In fact, that looks like it's worth automating, as it's trivial to do, and will cut down the number of places you can typo the pool name. So here's
POOL=$(echo $FS | sed 's;/.*;;')
$DEBUG zfs set bootfs=$FS $POOL
$DEBUG sed -i .old "/vfs.root.mountfrom/s;=.*;=\"zfs:$FS\"" /boot/loader.conf
This is simple enough I didn't add options; to debug it, just run it as "DEBUG=echo newrootfs". Better yet, grab the tool cryx mentioned in the comments from

You can do this with your root file system as the top file system in the pool, but that's going to get confusing eventually. Best to sort things out into their own group. So my suggestion is that the root file system be something like "data/root/8.0". An 8-STABLE root might be "data/root/8-STABLE".

You can even avoid having to do fresh installs on each new system - unless you want to - by leveraging the power of zfs. To wit:
zfs snapshot data/root/8.0@NOW
zfs clone data/root/8.0@NOW /data/root/8-STABLE
mount -t zfs data/root/8-STABLE /altroot
cd /altroot/usr/src
make update
# proceed with bind and install to /altroot, rather than modifying your running system.
can now boot that, and try a new version of  FreeBSD - without having to change your old file system. If it doesn't work, just reset the bootfromzfs values, delete the file system, and try again later. Or ignore it until you feel like updating it and trying again later.

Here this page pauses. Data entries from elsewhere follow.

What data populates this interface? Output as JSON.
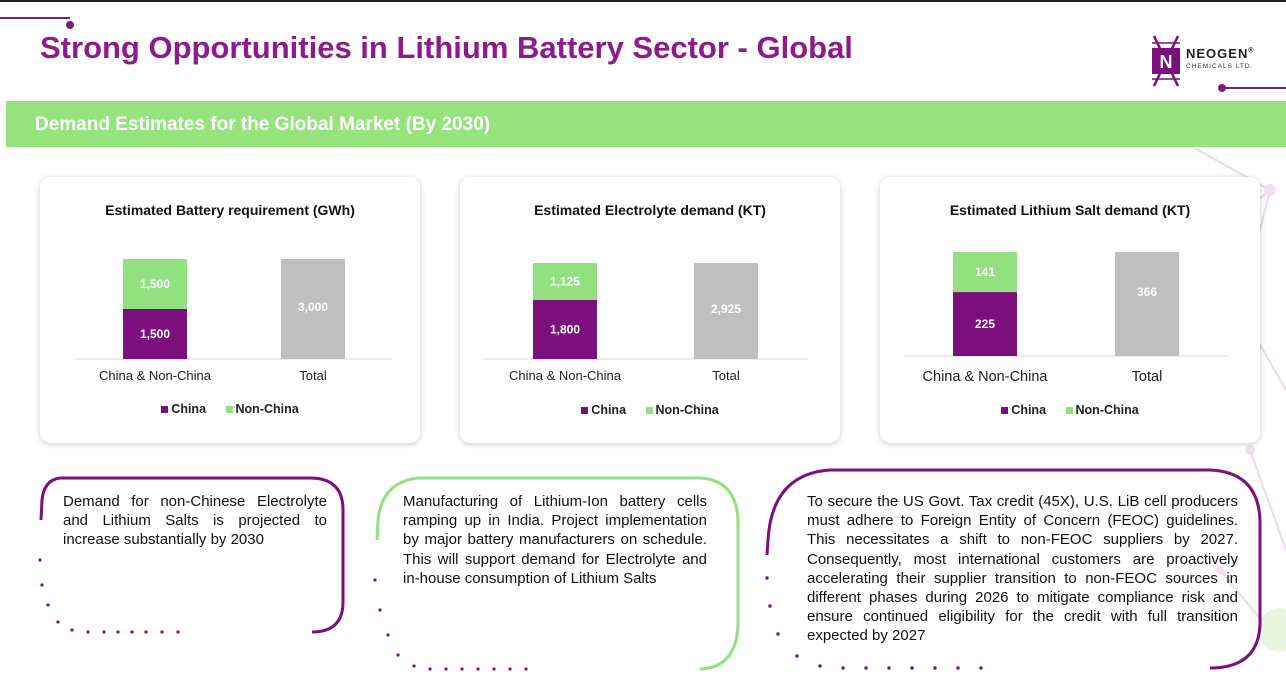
{
  "header": {
    "title": "Strong Opportunities in Lithium Battery Sector - Global",
    "logo_name": "NEOGEN",
    "logo_reg": "®",
    "logo_sub": "CHEMICALS LTD."
  },
  "section": {
    "title": "Demand Estimates for the Global Market (By 2030)"
  },
  "colors": {
    "china": "#7b0f7b",
    "non_china": "#92e07f",
    "total": "#bfbfbf",
    "title": "#8d1b8d",
    "band": "#97e37e"
  },
  "chart_data": [
    {
      "type": "bar",
      "title": "Estimated Battery requirement (GWh)",
      "categories": [
        "China & Non-China",
        "Total"
      ],
      "series": [
        {
          "name": "China",
          "values": [
            1500,
            null
          ]
        },
        {
          "name": "Non-China",
          "values": [
            1500,
            null
          ]
        },
        {
          "name": "Total",
          "values": [
            null,
            3000
          ]
        }
      ],
      "labels": {
        "china": "1,500",
        "non_china": "1,500",
        "total": "3,000"
      },
      "legend": [
        "China",
        "Non-China"
      ],
      "ylim": [
        0,
        3000
      ]
    },
    {
      "type": "bar",
      "title": "Estimated Electrolyte demand (KT)",
      "categories": [
        "China & Non-China",
        "Total"
      ],
      "series": [
        {
          "name": "China",
          "values": [
            1800,
            null
          ]
        },
        {
          "name": "Non-China",
          "values": [
            1125,
            null
          ]
        },
        {
          "name": "Total",
          "values": [
            null,
            2925
          ]
        }
      ],
      "labels": {
        "china": "1,800",
        "non_china": "1,125",
        "total": "2,925"
      },
      "legend": [
        "China",
        "Non-China"
      ],
      "ylim": [
        0,
        2925
      ]
    },
    {
      "type": "bar",
      "title": "Estimated Lithium Salt demand (KT)",
      "categories": [
        "China & Non-China",
        "Total"
      ],
      "series": [
        {
          "name": "China",
          "values": [
            225,
            null
          ]
        },
        {
          "name": "Non-China",
          "values": [
            141,
            null
          ]
        },
        {
          "name": "Total",
          "values": [
            null,
            366
          ]
        }
      ],
      "labels": {
        "china": "225",
        "non_china": "141",
        "total": "366"
      },
      "legend": [
        "China",
        "Non-China"
      ],
      "ylim": [
        0,
        366
      ]
    }
  ],
  "notes": [
    {
      "text": "Demand for non-Chinese Electrolyte and Lithium Salts is projected to increase substantially by 2030"
    },
    {
      "text": "Manufacturing of Lithium-Ion battery cells ramping up in India. Project implementation by major battery manufacturers on schedule. This will support demand for Electrolyte and in-house consumption of Lithium Salts"
    },
    {
      "text": "To secure the US Govt. Tax credit (45X), U.S. LiB cell producers must adhere to Foreign Entity of Concern (FEOC) guidelines. This necessitates a shift to non-FEOC suppliers by 2027. Consequently, most international customers are proactively accelerating their supplier transition to non-FEOC sources in different phases during 2026 to mitigate compliance risk and ensure continued eligibility for the credit with full transition expected by 2027"
    }
  ]
}
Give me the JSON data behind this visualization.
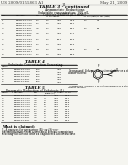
{
  "background_color": "#f5f5f0",
  "header_left": "US 2009/0155863 A1",
  "header_right": "May 21, 2009",
  "page_number": "11",
  "table1_title": "TABLE 3 - continued",
  "table1_sub1": "Asymmetric Reductions",
  "table1_sub2": "Substrate concentration: 100 g/L",
  "table1_sub3": "Cofactor NADPH (0.5 mM)",
  "table1_col1": "No.",
  "table1_col2": "Enzyme",
  "table1_col3": "pH",
  "table1_col4": "% ee subst.",
  "table1_col5": "% conversion",
  "table1_col6": "% ee prod.",
  "table1_col7": "% ee (anti)",
  "table1_col8": "% de (anti)",
  "table1_rows": [
    [
      "1",
      "KRED-P1-A04",
      "6.5",
      "4.5",
      ">99",
      "97.4",
      "4.1",
      "97"
    ],
    [
      "2",
      "KRED-P1-A02\nKRED-P1-A12",
      "6.5",
      "4.5",
      ">99",
      "96.1",
      "",
      ""
    ],
    [
      "3",
      "KRED-P1-B01\nKRED-P1-B04",
      "7.0",
      "1.5",
      ">99",
      "98.1",
      "4.1",
      "96"
    ],
    [
      "4",
      "KRED-P1-B06\nKRED-P1-B11",
      "7.0",
      "1.5",
      ">99",
      "95.1",
      "",
      ""
    ],
    [
      "5",
      "KRED-P1-C04\nKRED-P1-C07",
      "6.5",
      "1.5",
      "86.1",
      "46.2",
      "",
      ""
    ],
    [
      "6",
      "KRED-P1-D04\nKRED-P1-D05",
      "6.5",
      "1.5",
      ">99",
      "46.2",
      "",
      ""
    ],
    [
      "7",
      "KRED-P2-A11\nKRED-P2-D11",
      "6.5",
      "1.5",
      ">99",
      "86.4",
      "4.1",
      "92"
    ],
    [
      "8",
      "KRED-P1-C11",
      "6.5",
      "4.5",
      ">99",
      "88.4",
      "",
      ""
    ]
  ],
  "table2_title": "TABLE 4",
  "table2_sub": "Substrate Concentration Screening",
  "table2_cols": [
    "Entry",
    "Enzyme",
    "Substrate Conc. (g/L)",
    "% ee"
  ],
  "table2_rows": [
    [
      "1",
      "KRED-P1-A04",
      "100",
      ">99"
    ],
    [
      "2",
      "KRED-P1-A04",
      "150",
      ">99"
    ],
    [
      "3",
      "KRED-P1-A04",
      "200",
      ">99"
    ],
    [
      "4",
      "KRED-P1-B01",
      "100",
      ">99"
    ],
    [
      "5",
      "KRED-P1-B01",
      "150",
      ">99"
    ],
    [
      "6",
      "KRED-P1-B01",
      "200",
      ">99"
    ]
  ],
  "table3_title": "TABLE 5",
  "table3_sub": "Enzymatic Reduction of Substrate (1)",
  "table3_cols": [
    "Entry",
    "Enzyme",
    "pH",
    "Temp (C)",
    "% conv.",
    "% ee"
  ],
  "table3_rows": [
    [
      "1",
      "KRED-P1-A04",
      "7.0",
      "25",
      ">99",
      "99.2"
    ],
    [
      "2",
      "KRED-P1-A04",
      "7.0",
      "30",
      ">99",
      "99.1"
    ],
    [
      "3",
      "KRED-P1-A04",
      "7.0",
      "35",
      ">99",
      "99.0"
    ],
    [
      "4",
      "KRED-P1-A04",
      "7.0",
      "40",
      ">99",
      "98.8"
    ],
    [
      "5",
      "KRED-P1-A04",
      "6.5",
      "25",
      ">99",
      "99.3"
    ],
    [
      "6",
      "KRED-P1-A04",
      "6.5",
      "30",
      ">99",
      "99.2"
    ],
    [
      "7",
      "KRED-P1-A04",
      "6.5",
      "35",
      ">99",
      "99.1"
    ],
    [
      "8",
      "KRED-P1-A04",
      "6.5",
      "40",
      ">99",
      "99.0"
    ],
    [
      "9",
      "KRED-P1-B01",
      "7.0",
      "25",
      ">99",
      "99.4"
    ],
    [
      "10",
      "KRED-P1-B01",
      "7.0",
      "30",
      ">99",
      "99.3"
    ],
    [
      "11",
      "KRED-P1-B01",
      "7.0",
      "35",
      ">99",
      "99.2"
    ],
    [
      "12",
      "KRED-P1-B01",
      "7.0",
      "40",
      ">99",
      "99.0"
    ]
  ],
  "note_line1": "A compound, Scheme 1 or a stereoisomer or a stereo-",
  "note_line2": "isomer thereof:",
  "claim_title": "What is claimed:",
  "claim_line1": "1. A process for preparing (R)- or (S)-sec-",
  "claim_line2": "phenethylamine from a prochiral ketone comprising",
  "claim_line3": "reacting the ketone with an engineered ketoreductase"
}
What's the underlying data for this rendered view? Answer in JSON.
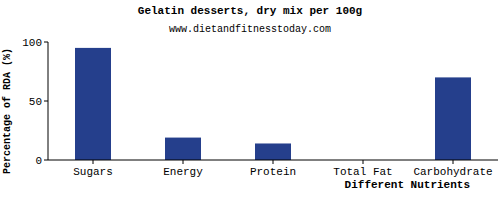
{
  "chart_data": {
    "type": "bar",
    "title": "Gelatin desserts, dry mix per 100g",
    "subtitle": "www.dietandfitnesstoday.com",
    "x_label": "Different Nutrients",
    "y_label": "Percentage of RDA (%)",
    "categories": [
      "Sugars",
      "Energy",
      "Protein",
      "Total Fat",
      "Carbohydrate"
    ],
    "values": [
      95,
      19,
      14,
      0,
      70
    ],
    "color": "#253f8c",
    "ylim": [
      0,
      100
    ],
    "yticks": [
      0,
      50,
      100
    ],
    "grid": false
  }
}
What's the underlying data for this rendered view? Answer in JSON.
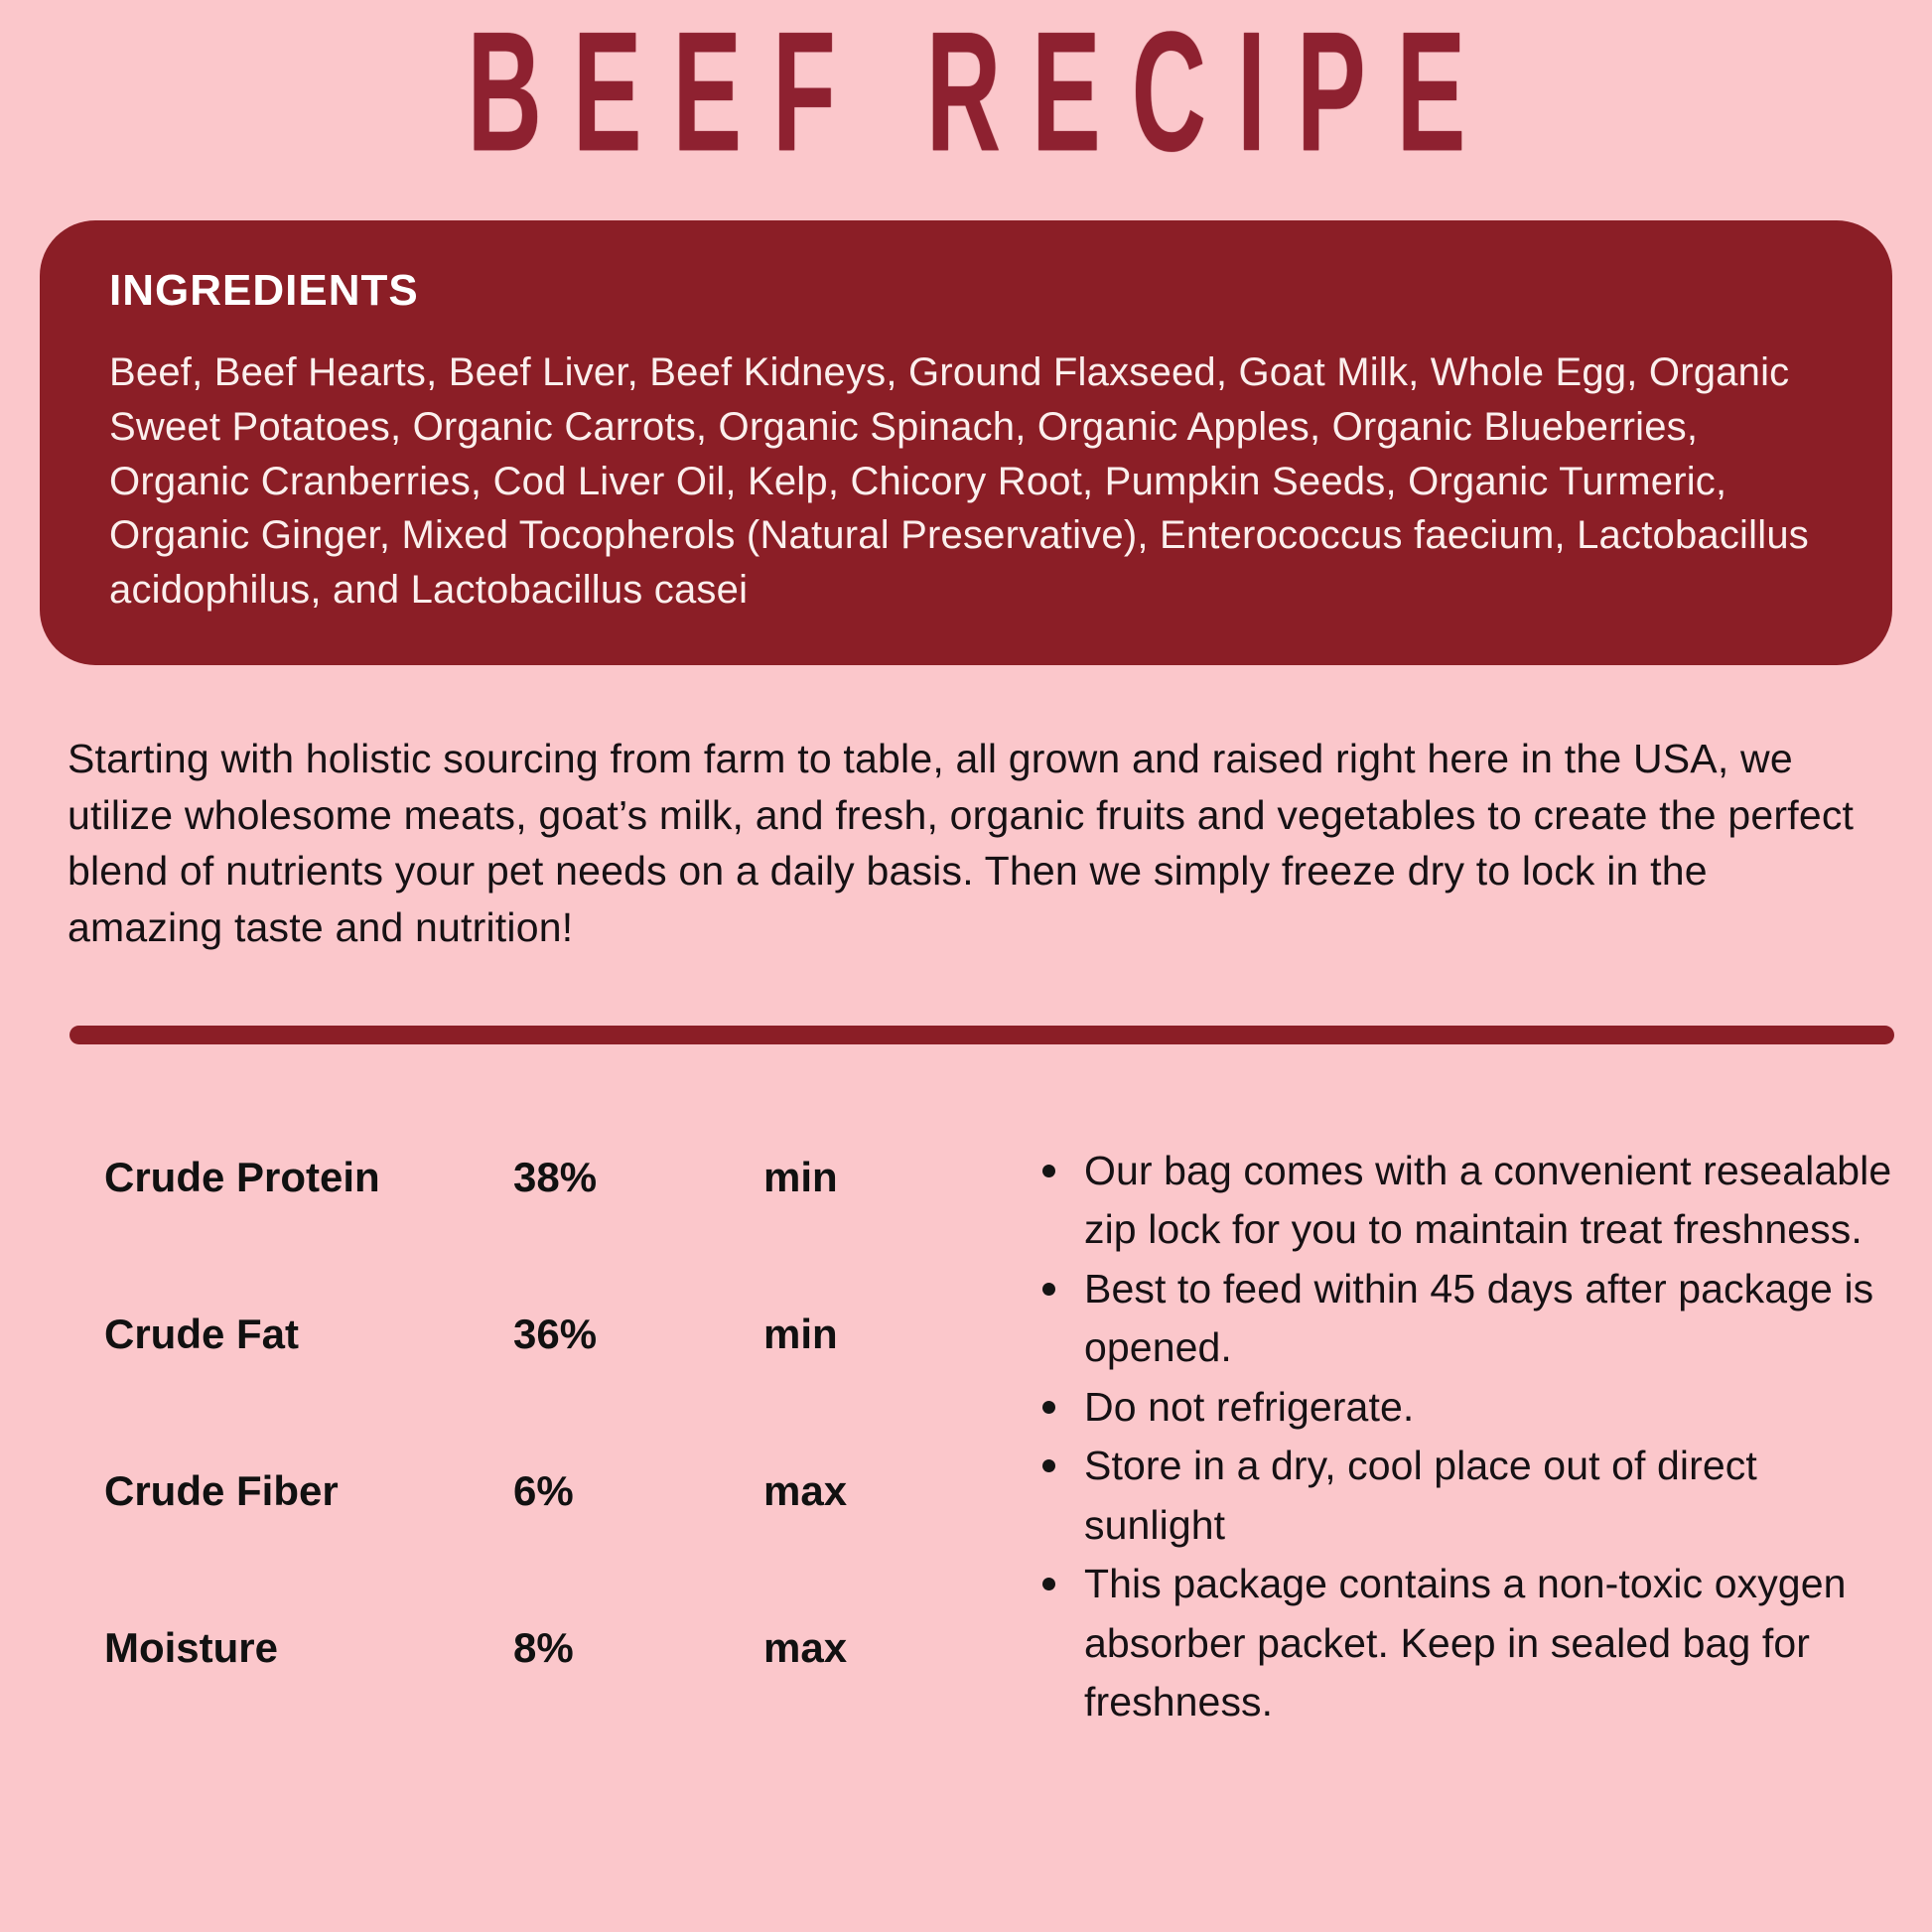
{
  "page": {
    "title": "BEEF RECIPE"
  },
  "ingredients": {
    "heading": "INGREDIENTS",
    "text": "Beef, Beef Hearts, Beef Liver, Beef Kidneys, Ground Flaxseed, Goat Milk, Whole Egg, Organic Sweet Potatoes, Organic Carrots, Organic Spinach, Organic Apples, Organic Blueberries, Organic Cranberries, Cod Liver Oil, Kelp, Chicory Root, Pumpkin Seeds, Organic Turmeric, Organic Ginger, Mixed Tocopherols (Natural Preservative), Enterococcus faecium, Lactobacillus acidophilus, and Lactobacillus casei"
  },
  "description": "Starting with holistic sourcing from farm to table, all grown and raised right here in the USA, we utilize wholesome meats, goat’s milk, and fresh, organic fruits and vegetables to create the perfect blend of nutrients your pet needs on a daily basis. Then we simply freeze dry to lock in the amazing taste and nutrition!",
  "analysis": {
    "rows": [
      {
        "label": "Crude Protein",
        "value": "38%",
        "qualifier": "min"
      },
      {
        "label": "Crude Fat",
        "value": "36%",
        "qualifier": "min"
      },
      {
        "label": "Crude Fiber",
        "value": "6%",
        "qualifier": "max"
      },
      {
        "label": "Moisture",
        "value": "8%",
        "qualifier": "max"
      }
    ]
  },
  "storage_notes": [
    "Our bag comes with a convenient resealable zip lock for you to maintain treat freshness.",
    "Best to feed within 45 days after package is opened.",
    "Do not refrigerate.",
    "Store in a dry, cool place out of direct sunlight",
    "This package contains a non-toxic oxygen absorber packet. Keep in sealed bag for freshness."
  ],
  "colors": {
    "background": "#fbc7cb",
    "panel": "#8b1e26",
    "title": "#8e2130",
    "divider": "#8b1e26",
    "text_dark": "#161114",
    "text_light": "#fbefed"
  }
}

So, what things would we want to share between two different versions of FreeBSD this way? Not /usr - the userland is pretty tightly tied to the kernel in FreeBSD. usr/local? Certainly - packages and anything you build will work on updates to the current release, and on the next one (or more) with the appropriate compatibility options. For that matter, /usr/ports probably wants to be it's own file system since the ports project explicitly supports multiple versions. /etc? Maybe. The system knobs can probably be shared, but some applying and some not for each system will be confusing. On the other hand, the ports/package system writes to /etc/make.conf as well. If you're not running a mirrored root, you might consider making /etc a file system just to set "copies=2" to improve reliability. /home? Certainly it should be shared. /var? Most likely, as ports put info in there as well as the normal spool things. In fact, enough different things go on there you may want it to be a file system so you can create subfilesystems with the appropriate properties. If you're exporting file systems, you can create an fs to hold them, and set the appropriate property on it to the most common value so you don't have to set it on it's children. The file systems underneath that will then all be exported automatically.

That said, you might want to do step 2 above something like so:
zpool create data ad0s1
zfs create -p data/root/8.0
zfs create -o mountpoint=/home data/home
zfs create -o mountpoint=/usr/ports -o compression=on data/ports
zfs create -o compression=off data/ports/distfiles
zfs create -o mountpoint=/export -o sharenfs="rw=@"  data/export
zfs create -o mountpoint=/var data/var
zfs create -o copies=2 data/root/8.0/etc
You can also set the properties exec (allow - or not - execution of files on that fs) and setuid (honor - or not - the setuid bit) as appropriate for each of these file systems. /var, in particular, bears a closer look. You might consider turning off setuid and exec on it and most of it's descendants. /var/log might be compressed unless you send all your logs elsewhere. /var/db/pkg is a candidate for compression. Some database packages install things in /var/db as well; in which case you might want to check to the zfs best practices wiki for that database.

One final note. I mentioned a mirrored root pool. I run most of my systems this way, and recommend it.They meant that, even though the hardwares did cost me time, it was to repair them, not because the services in question were unavailable. Setting up the mirror is simple. You'll need to install the boot loaders on both disks - that's step 4 above for the second disk. You also need to use a mirror vdev on the zpoolc create command. That changes the command to something like "zpool create data mirror ad0s1 ad1s1". The rest of the zfs commands will be the same; the only thing that knows that the pool is mirrored is zpool.